Faço vocês voltarem cedo para casa; rolar pelo chão, pagar mico, fazer caretas, falar errado e virarem tolos. Se precisarem passar noites em claro, farão sem maldizer a vida. Quando ficarem maduros e a solidão começar rodear seus passos, volto trazendo-lhes a graça de serem avós. Não os deixo envelhecerem para não se esquecerem jamais que para entender o Reio de Deus é preciso ser criança.

Contudo, muitos recusam a graça que trago. Passarei por suas vidas uma única vez e no lugar de curtirem cada instante de minha presença, terceirizam meus cuidados a parentes ou a pessoas estranhas, justamente na fase mais delicada de minha vida. Outros me deixam o dia inteiro em creches, essas granjas humanas; campos de massificação, onde mães, que também seus filhos deixam, cuidam de mim. Não é um contrasenso? Terei que competir por migalhas de atenção exclusiva, ficar doente ou causar tumulto para ganhá-la. Dá para entender porque na adolescência nossos pais nos parecem estranhos?

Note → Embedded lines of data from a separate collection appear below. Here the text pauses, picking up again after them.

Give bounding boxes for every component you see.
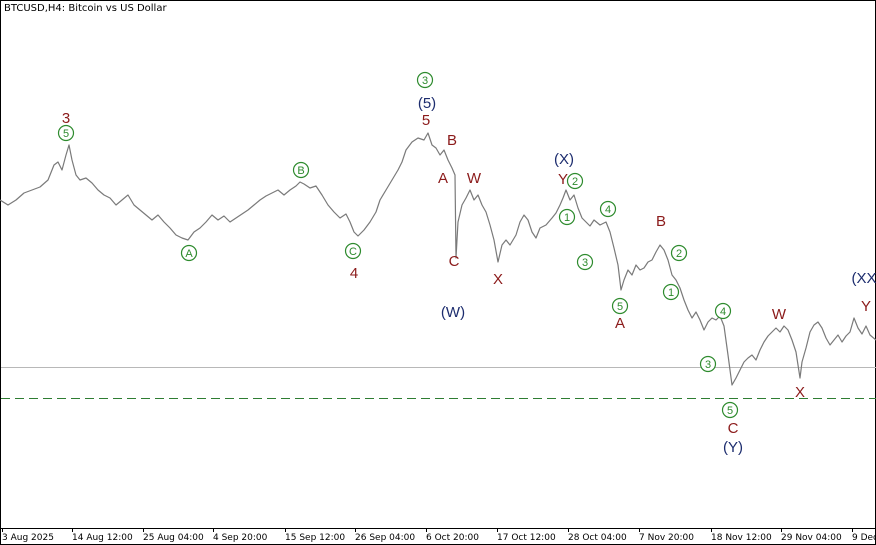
x-tick-label: 17 Oct 12:00 (497, 533, 556, 543)
x-tick-label: 15 Sep 12:00 (285, 533, 345, 543)
x-tick-label: 25 Aug 04:00 (143, 533, 204, 543)
x-tick-label: 9 Dec 2 (852, 533, 876, 543)
wave-label-circled: 5 (727, 405, 733, 417)
wave-label-circle (180, 244, 198, 262)
x-tick-label: 3 Aug 2025 (2, 533, 54, 543)
wave-label-circled: 4 (720, 306, 726, 318)
x-tick-label: 4 Sep 20:00 (213, 533, 268, 543)
wave-label: X (493, 271, 503, 288)
wave-label-circled: 3 (705, 359, 711, 371)
wave-label: A (438, 170, 448, 187)
wave-label-circled: B (297, 165, 304, 177)
symbol-label: BTCUSD,H4: Bitcoin vs US Dollar (4, 3, 167, 14)
wave-label-circled: 3 (422, 75, 428, 87)
wave-label-circle (662, 283, 680, 301)
wave-label-circle (721, 401, 739, 419)
wave-label: X (795, 384, 805, 401)
wave-label-circle (344, 242, 362, 260)
wave-label: 4 (350, 265, 358, 282)
wave-label-circle (599, 200, 617, 218)
wave-label-circled: C (349, 246, 357, 258)
wave-label: C (728, 420, 739, 437)
wave-label-circle (670, 244, 688, 262)
x-tick-label: 14 Aug 12:00 (72, 533, 133, 543)
wave-label: 5 (422, 112, 430, 129)
x-tick-label: 29 Nov 04:00 (781, 533, 842, 543)
wave-label-circled: 2 (572, 176, 578, 188)
wave-label-circle (416, 71, 434, 89)
x-tick-label: 6 Oct 20:00 (426, 533, 479, 543)
x-tick-label: 18 Nov 12:00 (711, 533, 772, 543)
wave-label-circled: 2 (676, 248, 682, 260)
wave-label: 3 (62, 110, 70, 127)
wave-label: Y (861, 298, 871, 315)
wave-label: A (615, 315, 625, 332)
wave-label: (W) (441, 304, 465, 321)
wave-label: (5) (418, 95, 436, 112)
wave-label-circled: 4 (605, 204, 611, 216)
wave-label-circled: 1 (564, 212, 570, 224)
wave-label-circled: 1 (668, 287, 674, 299)
x-tick-label: 7 Nov 20:00 (639, 533, 694, 543)
wave-label: W (772, 306, 787, 323)
wave-label: B (656, 213, 666, 230)
wave-label-circled: 5 (63, 128, 69, 140)
x-axis-ticks: 3 Aug 2025 14 Aug 12:00 25 Aug 04:00 4 S… (2, 528, 876, 543)
wave-label-circled: 5 (617, 301, 623, 313)
wave-label-circle (611, 297, 629, 315)
x-tick-label: 28 Oct 04:00 (568, 533, 627, 543)
wave-label: B (447, 132, 457, 149)
price-series-line (0, 132, 876, 386)
wave-label-circled: 3 (582, 257, 588, 269)
wave-label: W (467, 170, 482, 187)
wave-label-circle (558, 208, 576, 226)
wave-label: C (449, 253, 460, 270)
wave-label: (X) (554, 151, 574, 168)
wave-label-circled: A (185, 248, 193, 260)
wave-label: (Y) (723, 439, 743, 456)
wave-label-circle (699, 355, 717, 373)
wave-label: (XX (851, 270, 876, 287)
wave-label: Y (558, 171, 568, 188)
wave-label-circle (57, 124, 75, 142)
wave-label-circle (576, 253, 594, 271)
wave-label-circle (566, 172, 584, 190)
wave-label-circle (714, 302, 732, 320)
x-tick-label: 26 Sep 04:00 (355, 533, 415, 543)
wave-label-circle (292, 161, 310, 179)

Na escola, tenho que engolir o que prepararam para calar meu desejo de saber. Aprendo a ser produtivo, competitivo, funcional, sociável, porém inofensivo, apático, bitolado e sem senso crítico. Cuidam bem do seu corpo, mas meus sentimentos, sonhos, afetos, angustias e desejos ficam às mínguas. Tudo foi pensado para fazer de mim um ‘cidadão de bem’. Seguem modernas teorias de educação, ouvem doutores e mestres, menos a mim. Na cidade casas, prédios e avenidas dominam o espaço. Não pensaram que preciso brincar, correr, empinar pipas, subir nas árvores e interagir com meus colegas?

O sistema de ensino que vocês criaram é eficiente em fabricar cabeças de papelão, por isso mexem no acessório, nunca no essencial. Sirvo para dar votos a políticos, pois meus pais acham que escola boa é escola bonita e bem cotada nos índices do governo. Estamos nos cansado disso. Vocês e eu temos duas orelhas. Se antes de me moldarem a sua imagem e semelhança, vocês me ouvissem, muita coisa poderia ser melhor.